Sit4 Phosphatase Is Functionally Linked to the Ubiquitin-Proteasome System

Thorsten Singera, Stefan Haefnera, Michael Hoffmanna, Michael Fischera, Julia Ilyinaa, and Wolfgang Hilta
a Institut für Biochemie, Universität Stuttgart, 70569 Stuttgart, Germany

Corresponding author: Wolfgang Hilt, Universität Stuttgart, Pfaffenwaldring 55, 70569 Stuttgart, Germany., hilt{at}po.uni-stuttgart.de (E-mail)

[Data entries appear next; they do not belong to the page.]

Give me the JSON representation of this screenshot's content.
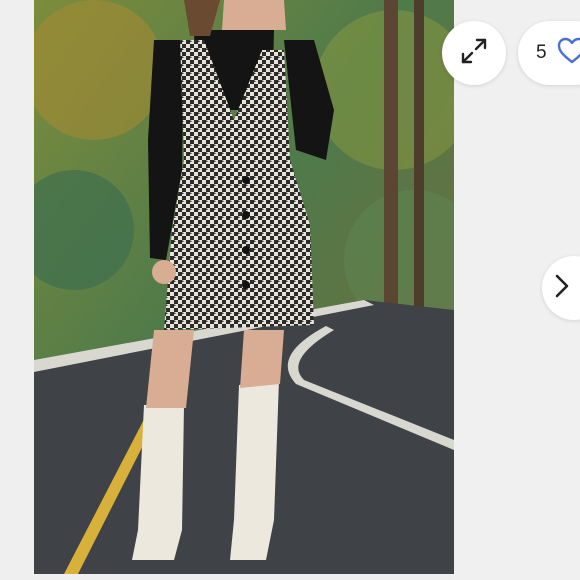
{
  "viewer": {
    "like_count": "5",
    "colors": {
      "accent": "#4a6fd6",
      "icon": "#222222",
      "button_bg": "#ffffff"
    },
    "icons": {
      "expand": "expand-arrows-icon",
      "like": "heart-outline-icon",
      "next": "chevron-right-icon"
    }
  }
}
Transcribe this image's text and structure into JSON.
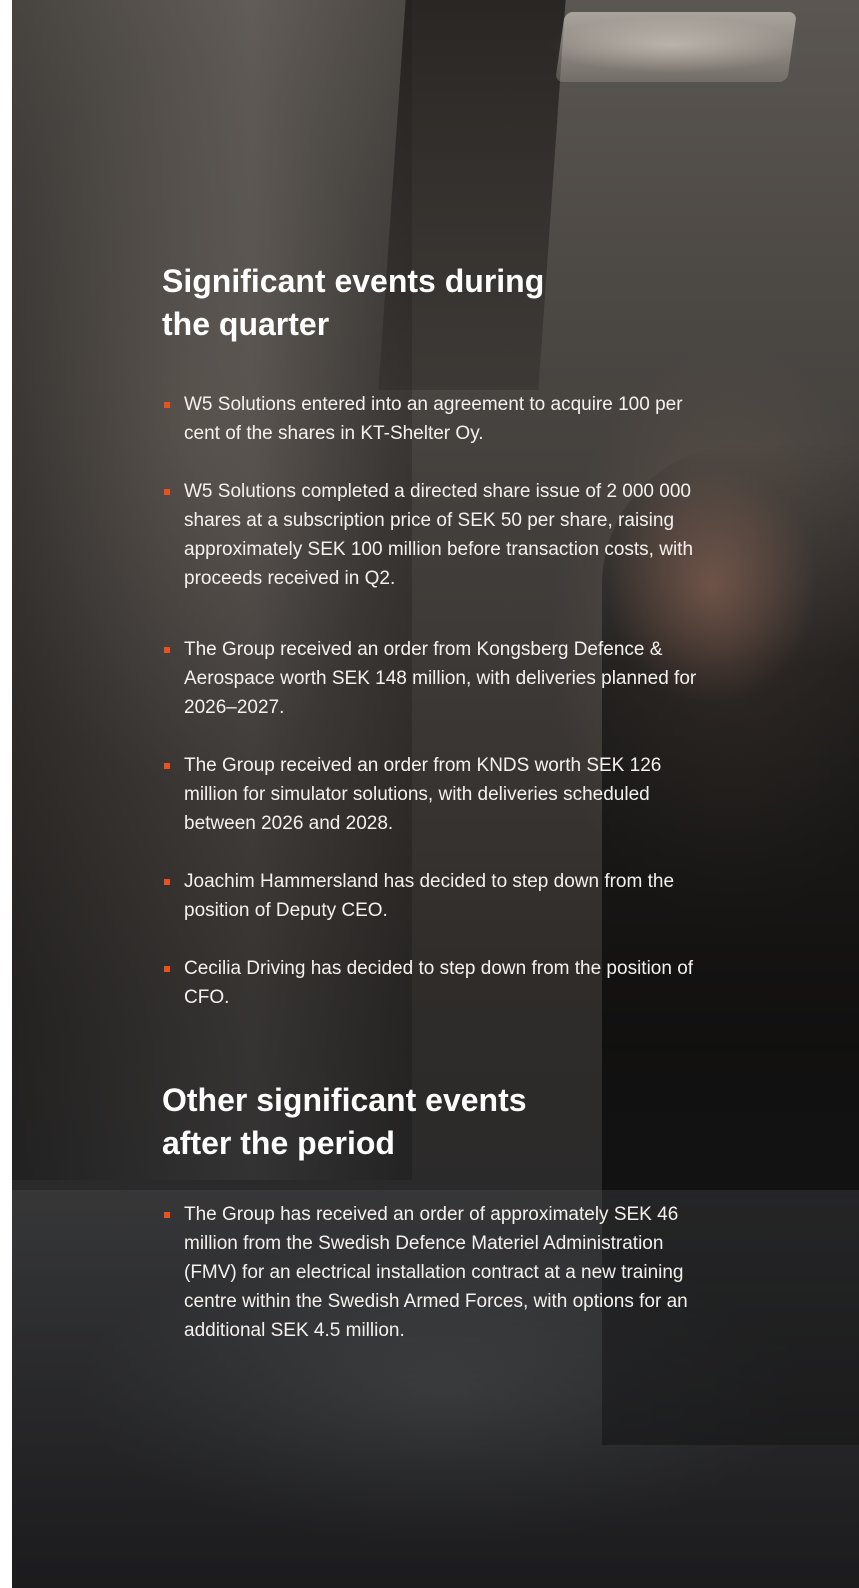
{
  "section_quarter": {
    "heading": "Significant events during the quarter",
    "items": [
      "W5 Solutions entered into an agreement to acquire 100 per cent of the shares in KT-Shelter Oy.",
      "W5 Solutions completed a directed share issue of 2 000 000 shares at a subscription price of SEK 50 per share, raising approximately SEK 100 million before transaction costs, with proceeds received in Q2.",
      "The Group received an order from Kongsberg Defence & Aerospace worth SEK 148 million, with deliveries planned for 2026–2027.",
      "The Group received an order from KNDS worth SEK 126 million for simulator solutions, with deliveries scheduled between 2026 and 2028.",
      "Joachim Hammersland has decided to step down from the position of Deputy CEO.",
      "Cecilia Driving has decided to step down from the position of CFO."
    ]
  },
  "section_after": {
    "heading": "Other significant events after the period",
    "items": [
      "The Group has received an order of approximately SEK 46 million from the Swedish Defence Materiel Administration (FMV) for an electrical installation contract at a new training centre within the Swedish Armed Forces, with options for an additional SEK 4.5 million."
    ]
  },
  "colors": {
    "bullet": "#e8521f",
    "text": "#ffffff"
  }
}
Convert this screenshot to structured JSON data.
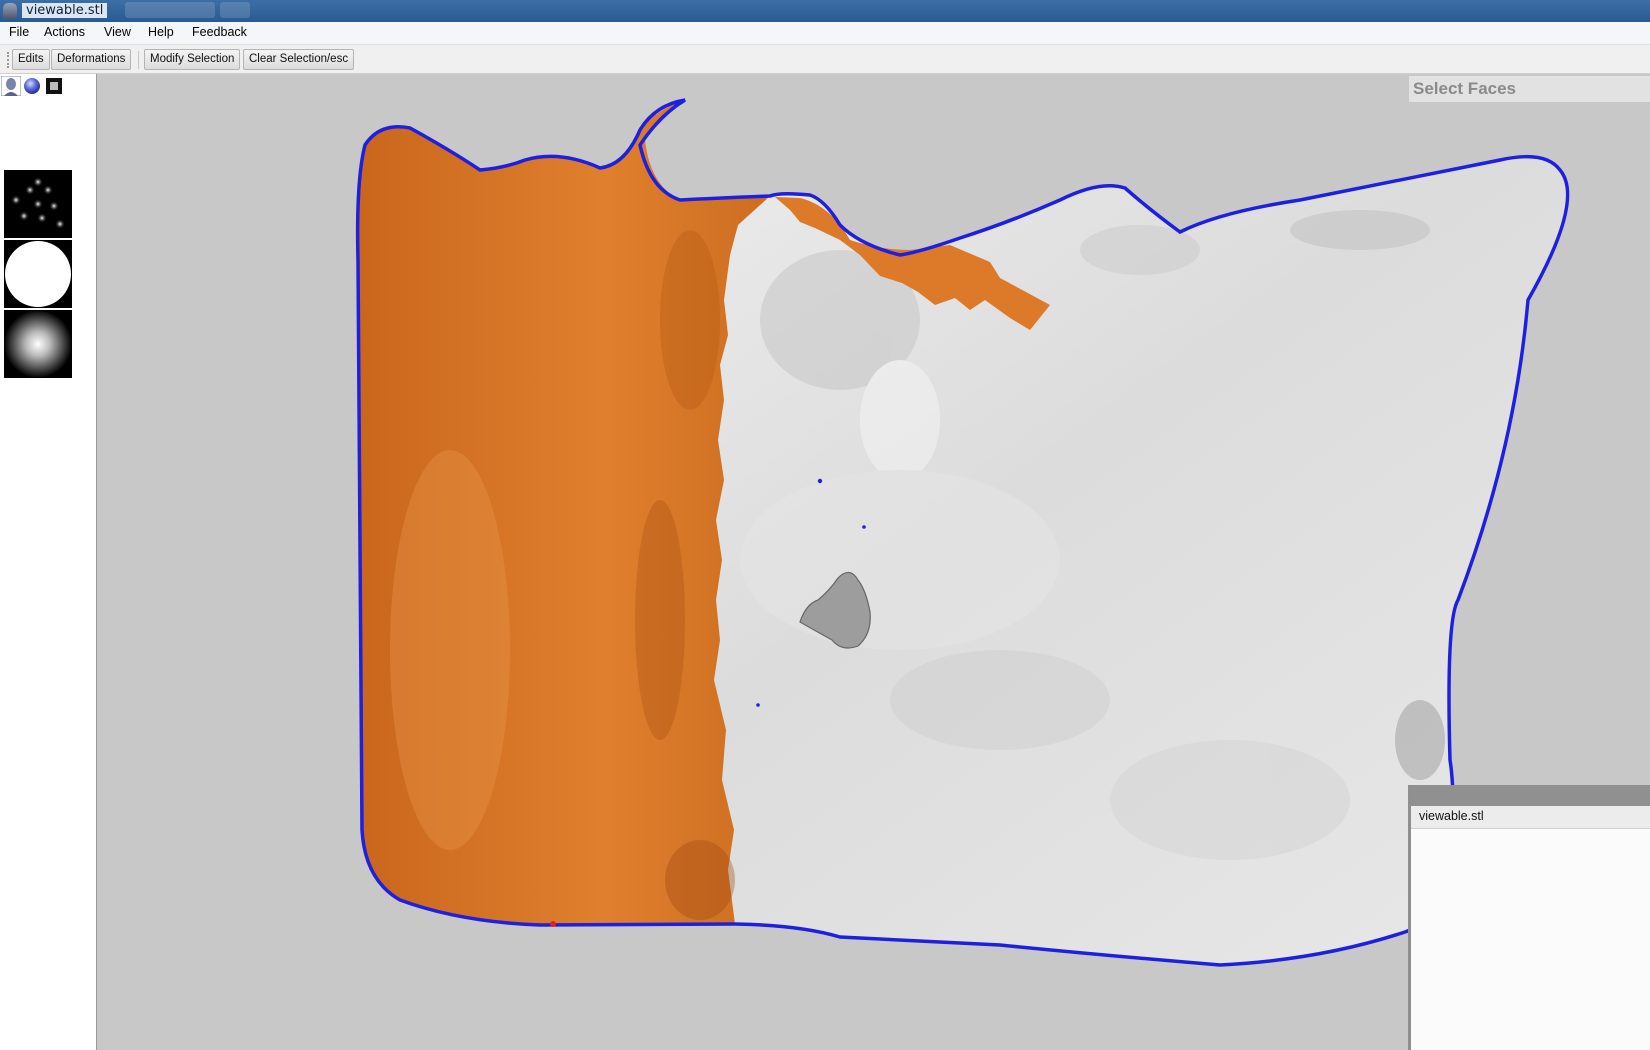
{
  "window": {
    "title": "viewable.stl"
  },
  "menubar": {
    "items": [
      "File",
      "Actions",
      "View",
      "Help",
      "Feedback"
    ]
  },
  "toolbar": {
    "buttons": [
      "Edits",
      "Deformations",
      "Modify Selection",
      "Clear Selection/esc"
    ]
  },
  "left_panel": {
    "mode_tabs": [
      "bust-icon",
      "sphere-icon",
      "square-icon"
    ],
    "brushes": [
      "scatter-dots-brush-icon",
      "hard-circle-brush-icon",
      "soft-circle-brush-icon"
    ]
  },
  "viewport": {
    "mode_label": "Select Faces",
    "colors": {
      "selection": "#d9782a",
      "mesh": "#e2e2e2",
      "boundary": "#1f1fe0",
      "background": "#c8c8c8"
    }
  },
  "side_window": {
    "title": "viewable.stl"
  }
}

Communicating editor: F. WINSTON

Using a synthetic lethality screen we found that the Sit4 phosphatase is functionally linked to the ubiquitin-proteasome system. Yeast cells harboring sit4 mutations and an impaired proteasome (due to pre1-1 pre4-1 mutations) exhibited defective growth on minimal medium. Nearly identical synthetic effects were found when sit4 mutations were combined with defects of the Rad6/Ubc2- and Cdc34/Ubc3-dependent ubiquitination pathways. Under synthetic lethal conditions, sit4 pre or sit4 ubc mutants formed strongly enlarged unbudded cells with a DNA content of 1N, indicating a defect in the maintenance of cell integrity during starvation-induced G1 arrest. Sit4-related synthetic effects could be cured by high osmotic pressure or by the addition of certain amino acids to the growth medium. These results suggest a concerted function of the Sit4 phosphatase and the ubiquitin-proteasome system in osmoregulation and in the sensing of nutrients. Further analysis showed that Sit4 is not a target of proteasome-dependent protein degradation. We could also show that Sit4 does not contribute to regulation of proteasome activity. These data suggest that both Sit4 phosphatase and the proteasome act on a common target protein.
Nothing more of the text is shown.